Roles in Design and Evaluation
In traditional validation theory, each stakeholder has a single clearly defined role. The test taker is the person who is evaluated; the rater is the person who awards a score. While consulting test takers about their views on the tests they take has become more frequent in recent years as one component of response validity and washback (Cumming, 2004), and teachers have become a source of evidence for content relevance (Cumming et al., 2005), they remain providers of information for validity arguments constructed under an instrumentalist paradigm. The power and social distance between the assessed and the assessor are great, with the former often having little awareness of who the latter is, or how decisions are made. In LOA, on the other hand, the assessor may be the teacher, but could equally be a peer, the learner, or even a family member. Indeed, if online portfolio assessment is being used, all of these people may be asked to comment and provide feedback (Yastibas 8c Yastibas, 2015). Peer- and self-assessment are particularly valued as learners are encouraged to become self-aware and self-critical evaluators of their own performance with the aim of becoming independent learners through an ability to identify the current level of performance and compare it with their desired goal (Black et al., 2003). Meta-studies of peer- and self-assessment have shown statistically significant benefits for learning (Sanchez et al., 2017). Similarly, learners and others may be involved in the design of learning tasks, co-creating new learning activities based around their understanding of the next learning goal. Assessment design is, therefore, no longer the domain of the testing professional. In each critical area of activity, the role boundaries are blurred or cease to exist. LAL programs, therefore, need to include the design of systems that encourage the expansion of potential assessors for more abundant feedback.
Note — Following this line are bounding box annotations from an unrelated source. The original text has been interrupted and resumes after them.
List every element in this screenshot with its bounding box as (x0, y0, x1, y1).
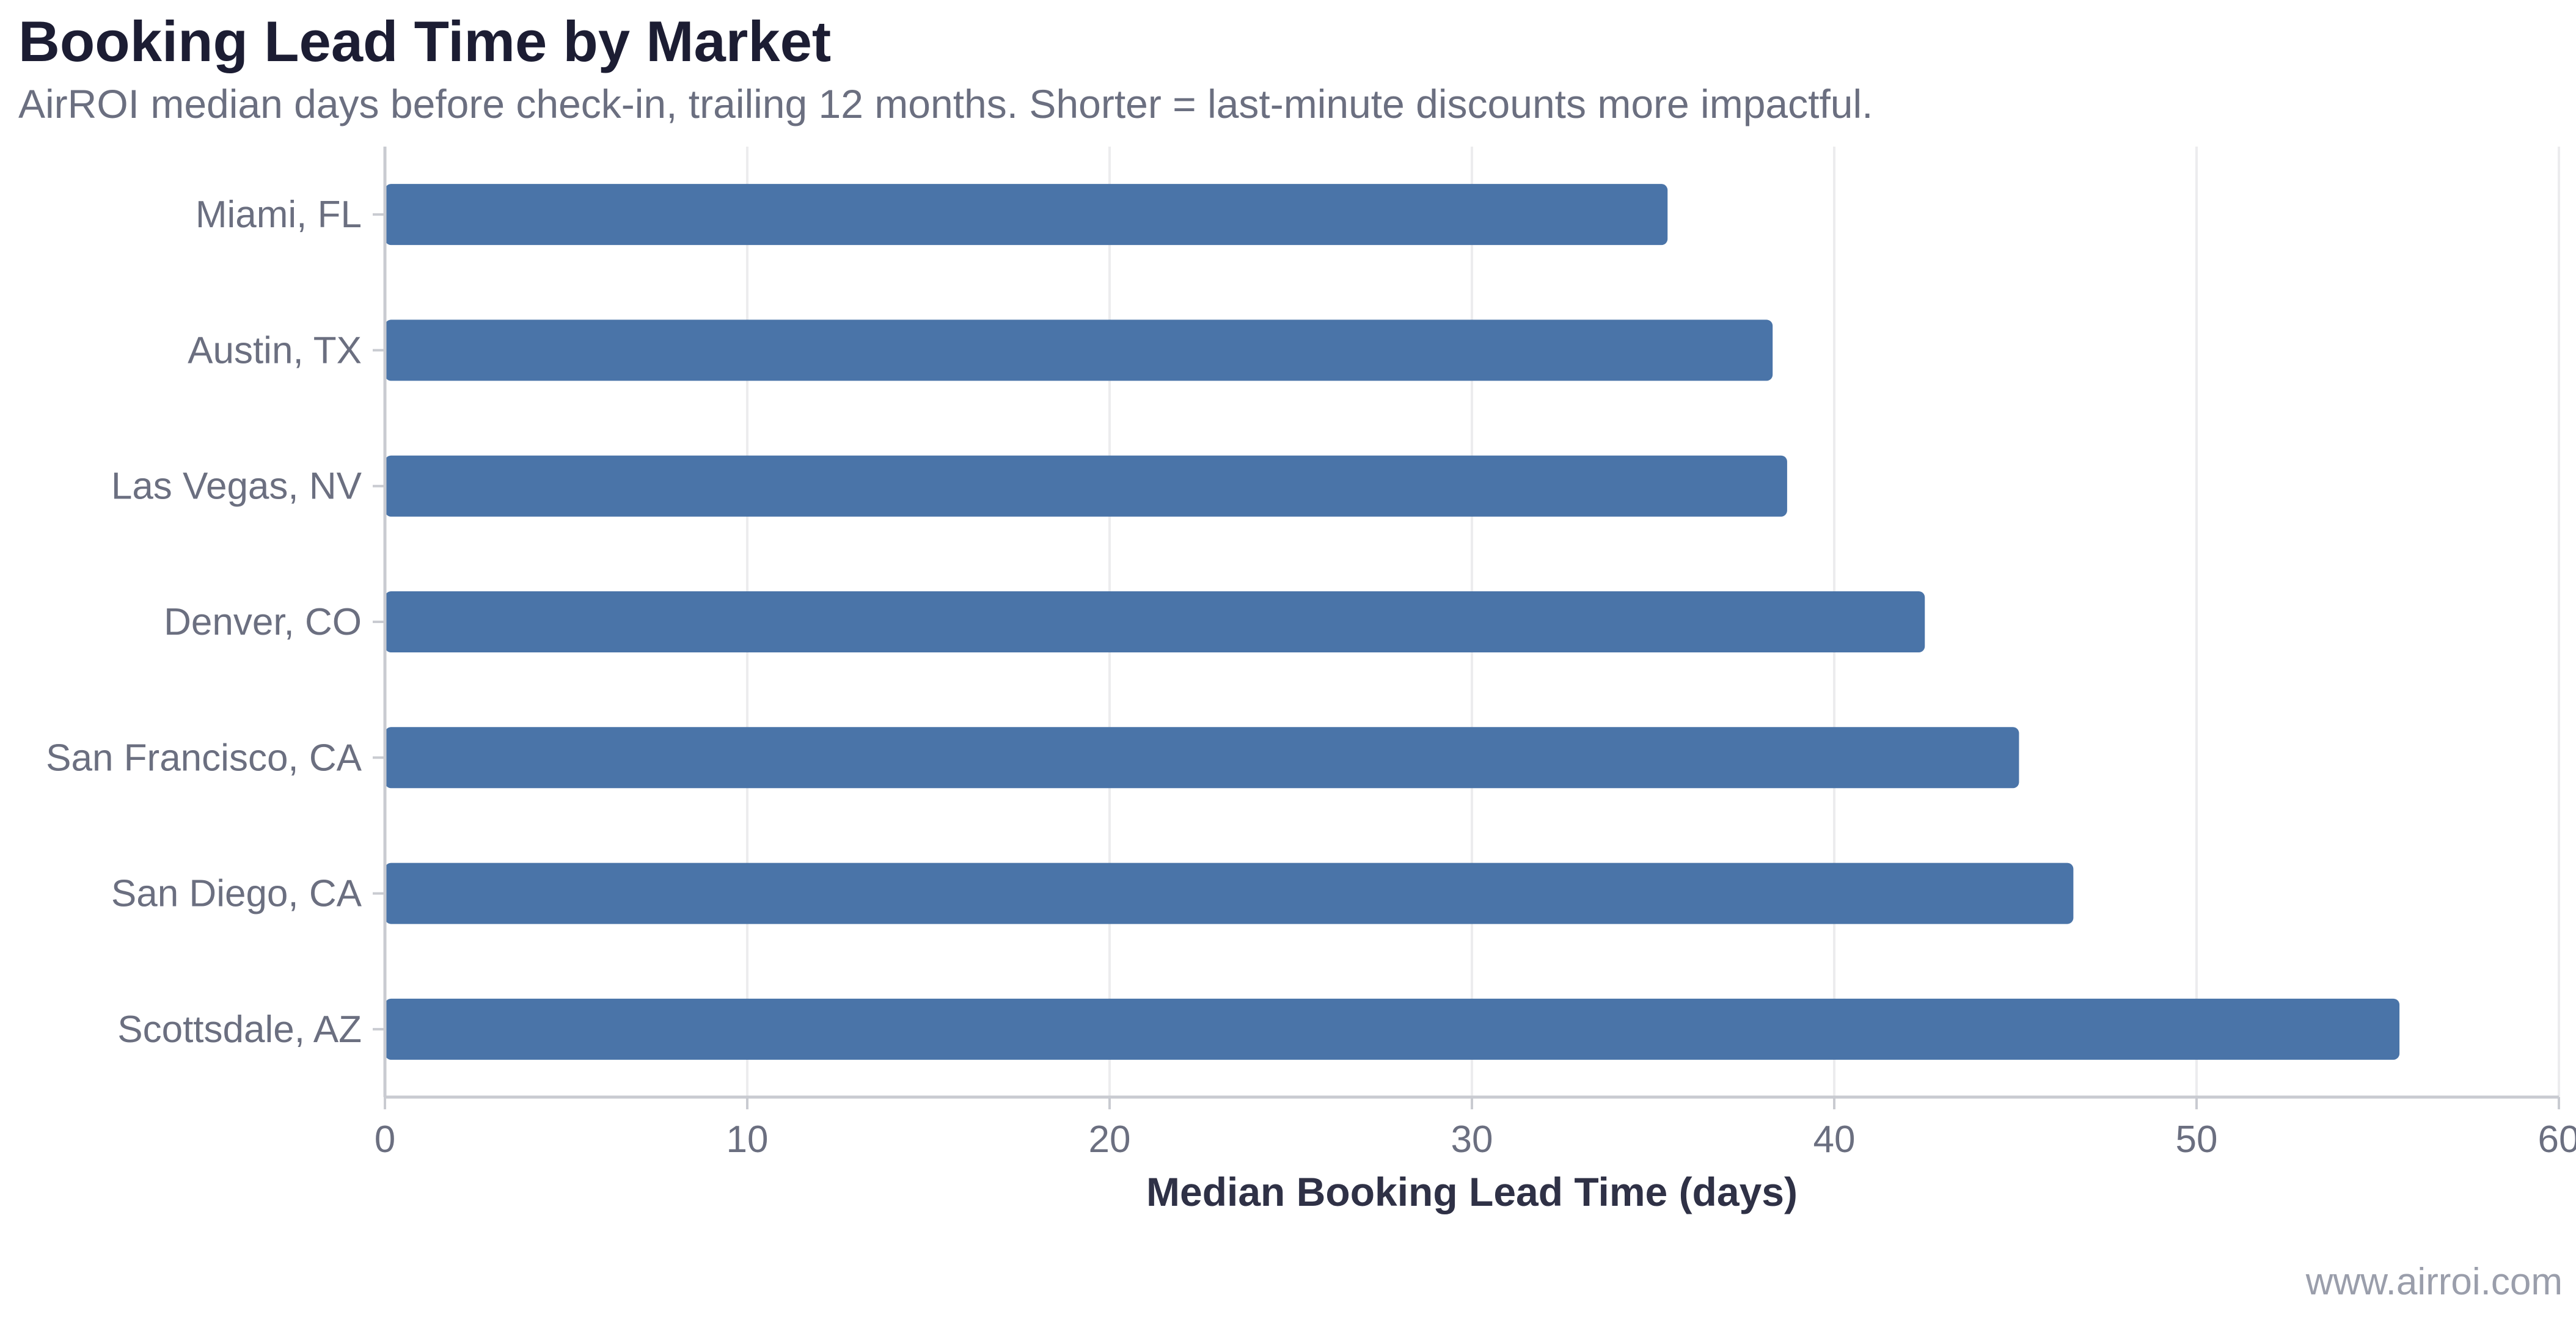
chart-title: Booking Lead Time by Market (18, 9, 832, 73)
bar (385, 591, 1925, 652)
y-tick-label: Miami, FL (196, 194, 362, 236)
x-tick-label: 10 (726, 1118, 769, 1161)
x-tick-label: 50 (2176, 1118, 2218, 1161)
x-axis-title: Median Booking Lead Time (days) (1146, 1169, 1798, 1214)
chart-subtitle: AirROI median days before check-in, trai… (18, 81, 1873, 126)
x-tick-label: 20 (1089, 1118, 1131, 1161)
x-tick-label: 40 (1813, 1118, 1856, 1161)
x-tick-label: 30 (1451, 1118, 1493, 1161)
bars (385, 184, 2400, 1060)
x-tick-label: 0 (375, 1118, 395, 1161)
bar (385, 184, 1668, 246)
bar (385, 455, 1787, 517)
y-tick-label: Las Vegas, NV (111, 465, 362, 508)
x-tick-label: 60 (2538, 1118, 2576, 1161)
y-tick-label: Scottsdale, AZ (117, 1009, 362, 1051)
y-tick-label: San Diego, CA (111, 873, 362, 915)
axes (373, 147, 2560, 1109)
tick-labels: Miami, FL Austin, TX Las Vegas, NV Denver, … (46, 194, 2576, 1161)
bar (385, 998, 2400, 1060)
y-tick-label: Austin, TX (188, 329, 362, 371)
bar (385, 863, 2074, 924)
bar (385, 319, 1773, 381)
watermark: www.airroi.com (2305, 1261, 2563, 1303)
bar (385, 727, 2019, 789)
y-tick-label: San Francisco, CA (46, 737, 362, 779)
y-tick-label: Denver, CO (164, 601, 362, 643)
Most high-stakes language tests use closed-response test items exclusively, or have a small open-response section to assess speaking or writing. The primary reason is to increase psychometric reliability. The multiple-choice question is 100 years old, and its technology is very well understood (Haladyna, 2004). Each item is a piece of information with known difficulty that increases discrimination between test takers. Cumulatively, multiple-choice and other closed-response items add to reliability coefficients such as Cronbach’s alpha so long as their difficulty and discrimination are controlled through pre-testing or online calibration. As reliability is interpreted as score consistency, it is treated as a critical measure of test fairness, and in cases of lower reliability, can sometimes result in legal challenges to decisions made on the basis of score interpretations (Fulcher, 2014). A speaking or writing component provides only one piece of information, and reliability is often calculated in terms of levels of inter-rater agreement, which frequently requires the training (or “cloning”) of raters so that they agree on the classification of speech or writing samples (Davis, 2016) generated by highly controlled prompts. Little is gained in LOA by doing multiple choice questions, although they can sometimes be used as the basis for discussion of why the distractors are false and the key true. A more strategic pedagogic approach is to devise performance tasks that require discussion, analysis, and response to reading or listening texts to reveal the ability to interpret and use language for practical purposes (Davis & Vehabovic, 2018). Scoring integrated performance-based activities may not meet the psychometric criteria of reliability, but in a classroom context, this does not matter. Learning takes priority over consistency of judgment, and the success of judgment is evaluated by the quality of learner change, as described in LOA validity below. LAL for LOA, therefore, focuses on the nature of performance in context.